Prostate enlargement: Men with enlarged prostates may experience difficulty urinating due to the pressure on the urethra. A catheter can help relieve this pressure and allow the bladder to drain properly.
End-of-life care: In some cases, catheters are used for patients receiving palliative or hospice care to provide comfort and maintain hygiene when bladder control is limited.
How Is A Catheter Inserted?
Let’s look at it step by step.
The patient will be asked to lie down on their back, with their legs slightly apart. The area around the genitals will be cleaned with a mild antiseptic solution to reduce the risk of infection.
The catheter tube will be coated with a sterile lubricant to make insertion more comfortable and reduce friction.
The procedure is slightly different in males and females.
For males: The doctor or nurse will gently insert the lubricated catheter into the urethra (the tube that carries urine out of the body) at the tip of the penis. They will slowly push the catheter through the urethra and into the bladder.
For females: The doctor or nurse will gently separate the labia to locate the urethral opening, which is located above the vaginal opening. The lubricated catheter will be carefully inserted into the urethra and guided into the bladder.
Once the catheter is in place, a small amount of water will be injected through a side tube to fill a balloon at the tip of the catheter. This balloon prevents the catheter from coming out.
Not all catheters have this balloon. The most commonly used catheter is the Foley catheter, which has this balloon.
Once the catheter is in the bladder, urine should start to flow through the tube and into a collection bag. The doctor or nurse may need to adjust the catheter’s position slightly to ensure proper flow.
Securing The Catheter
The catheter will be taped or secured to the patient’s leg to prevent it from being accidentally pulled out. The collection bag will be attached to the bed or placed in a location where it can hang freely.
The catheter will be removed when it is no longer needed. This is usually a simple process that involves deflating the small balloon (if a Foley catheter was used) and gently pulling the catheter out.

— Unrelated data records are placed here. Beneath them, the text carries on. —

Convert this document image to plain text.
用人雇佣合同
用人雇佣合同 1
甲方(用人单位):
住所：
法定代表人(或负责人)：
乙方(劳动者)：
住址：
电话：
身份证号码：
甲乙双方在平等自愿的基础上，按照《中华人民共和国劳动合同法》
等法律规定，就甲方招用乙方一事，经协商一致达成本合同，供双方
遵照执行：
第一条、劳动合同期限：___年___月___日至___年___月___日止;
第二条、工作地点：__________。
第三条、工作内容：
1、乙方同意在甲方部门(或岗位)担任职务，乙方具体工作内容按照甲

Generally placing a urinary catheter is a very safe procedure. The chances of any complications are rare.
Despite every care being taken, some patients may sustain an injury to the urine pipe when it is inserted. This is particularly common if there is a narrowing in the urinary tube. A small amount of blood may come out with the urine. This usually stops within 24 to 48 hours. If it continues, then your doctor may decide to look into why it is continuing.
If a catheter is placed in for too long a duration, there is a risk of it getting infected.
Patients with dementia or confusion may accidentally pull the catheter, causing trauma and bleeding.
It’s essential to follow your doctor or nurse’s instructions on how to care for your urinary catheter and to watch for signs of infection, such as redness, swelling, or foul-smelling discharge. If you experience any of these symptoms or have other concerns, contact them promptly.